Message from the Dean
A Fine Spring for Growing Research
This has been a very rewarding spring for the School of Medicine
as it strives to become a leader in academic medicine, complementing
its accomplishments in educational and clinical services. The Indiana
General Assembly approved $62 million in state bonds for three IUSM
research and education buildings. In addition, Lilly Endowment demonstrated
its confidence in the School by granting an additional $50 million
to the Indiana Genomics Initiative.
With $15 million in state appropriations and another $5 million
from private donors, including the Lilly Foundation, we will begin
construction on the Medical Information Sciences building this fall.
The occupants will include the Regenstrief Institute Inc., the Center
for Computational Biology and Bioinformatics, the IU Center for
Bioethics, the Otis Bowen Research Center, the Department of Public
Health, biostatistics and pediatric health services research.

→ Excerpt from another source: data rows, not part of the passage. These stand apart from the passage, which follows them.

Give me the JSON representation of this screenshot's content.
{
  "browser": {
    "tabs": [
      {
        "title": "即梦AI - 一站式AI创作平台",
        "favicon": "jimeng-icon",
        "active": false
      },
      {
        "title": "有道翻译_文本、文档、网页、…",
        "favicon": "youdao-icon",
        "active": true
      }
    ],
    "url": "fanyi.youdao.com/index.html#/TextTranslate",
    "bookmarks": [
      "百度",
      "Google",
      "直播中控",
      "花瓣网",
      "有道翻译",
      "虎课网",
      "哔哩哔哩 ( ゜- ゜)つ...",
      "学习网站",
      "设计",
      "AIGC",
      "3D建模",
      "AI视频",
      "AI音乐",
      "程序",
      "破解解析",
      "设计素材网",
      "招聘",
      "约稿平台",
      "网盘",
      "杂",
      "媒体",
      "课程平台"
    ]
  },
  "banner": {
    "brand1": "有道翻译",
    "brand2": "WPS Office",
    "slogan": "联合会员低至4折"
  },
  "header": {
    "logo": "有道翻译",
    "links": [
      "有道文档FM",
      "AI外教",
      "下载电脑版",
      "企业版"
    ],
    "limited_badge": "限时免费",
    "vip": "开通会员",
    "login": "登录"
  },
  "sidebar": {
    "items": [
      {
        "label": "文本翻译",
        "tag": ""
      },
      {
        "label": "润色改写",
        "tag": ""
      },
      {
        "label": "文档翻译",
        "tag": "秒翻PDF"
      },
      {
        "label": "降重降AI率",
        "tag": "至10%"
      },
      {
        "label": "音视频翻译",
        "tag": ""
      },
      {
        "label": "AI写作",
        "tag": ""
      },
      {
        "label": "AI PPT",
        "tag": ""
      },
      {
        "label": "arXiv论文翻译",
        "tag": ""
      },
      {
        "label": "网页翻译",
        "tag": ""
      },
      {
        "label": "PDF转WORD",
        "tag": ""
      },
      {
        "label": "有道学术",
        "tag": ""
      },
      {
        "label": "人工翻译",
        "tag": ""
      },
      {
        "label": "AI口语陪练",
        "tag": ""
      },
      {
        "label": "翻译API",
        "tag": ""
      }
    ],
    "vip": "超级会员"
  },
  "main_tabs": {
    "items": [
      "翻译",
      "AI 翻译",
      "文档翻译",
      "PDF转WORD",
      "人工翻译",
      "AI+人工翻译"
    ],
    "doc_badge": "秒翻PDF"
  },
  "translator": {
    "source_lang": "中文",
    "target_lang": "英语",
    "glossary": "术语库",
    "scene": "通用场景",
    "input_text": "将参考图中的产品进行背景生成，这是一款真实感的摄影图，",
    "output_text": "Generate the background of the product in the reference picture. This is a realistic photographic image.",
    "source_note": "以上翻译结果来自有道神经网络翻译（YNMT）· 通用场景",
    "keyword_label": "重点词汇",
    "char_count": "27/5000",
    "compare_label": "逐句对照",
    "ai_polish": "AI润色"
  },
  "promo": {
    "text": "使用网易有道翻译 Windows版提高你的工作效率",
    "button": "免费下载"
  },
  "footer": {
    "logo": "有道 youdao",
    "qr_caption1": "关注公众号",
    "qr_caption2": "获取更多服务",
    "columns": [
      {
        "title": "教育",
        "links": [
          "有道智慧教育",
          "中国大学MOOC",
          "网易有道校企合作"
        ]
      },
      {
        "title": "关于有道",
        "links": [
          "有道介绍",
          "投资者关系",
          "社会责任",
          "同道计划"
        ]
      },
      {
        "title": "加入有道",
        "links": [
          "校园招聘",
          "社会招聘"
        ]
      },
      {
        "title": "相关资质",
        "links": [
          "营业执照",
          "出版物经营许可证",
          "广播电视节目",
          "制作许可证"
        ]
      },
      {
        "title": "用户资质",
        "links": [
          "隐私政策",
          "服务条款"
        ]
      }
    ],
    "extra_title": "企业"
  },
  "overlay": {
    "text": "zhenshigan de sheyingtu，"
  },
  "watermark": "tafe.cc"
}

Another $33 million from the state is earmarked for a to-be-designed
research facility that will sit between the just-completed Research
II and the Cancer Research Institute buildings, creating a research
phalanx that reaches from Riley Hospital for Children to University
Boulevard. This facility will provide laboratories for researchers
in proteomics and genomics, many with interests in genetic and cancer-related
disorders.
In April, we dedicated the new Biotechnology Research and Training
Center (BRTC) that is located in what we hope will be a larger biotechnology
research community north of the medical center campus. The BRTC
can be the northernmost anchor of this research community being
planned with the city, Clarian Health and other private industries.
(Read more in this article)
The Fort Wayne Center for Medical Education received $14 million
of the new state funds for a new 30,000-square-foot medical education
and research facility. Along with a recent grant of $2 million from
the Lutheran Foundation to establish the Northern Indiana Cardiovascular
Research and Education Center, the center will be able to expand
its research in cardiovascular, neurological and natural products
and pursue new research in other areas.
Fort Wayne is one of the School’s eight medical education
centers that act as research spokes around the hub of life sciences
research in Indianapolis and also work independently with their
local economic bases and host institutions.
Clearly, every successful economic life sciences model includes
a strong medical research institution. Our goal is to make certain
that the School of Medicine brings that to the life sciences initiative
throughout Indiana. Buildings give us the collateral we need to
retain and attract the scientists who will make this goal possible.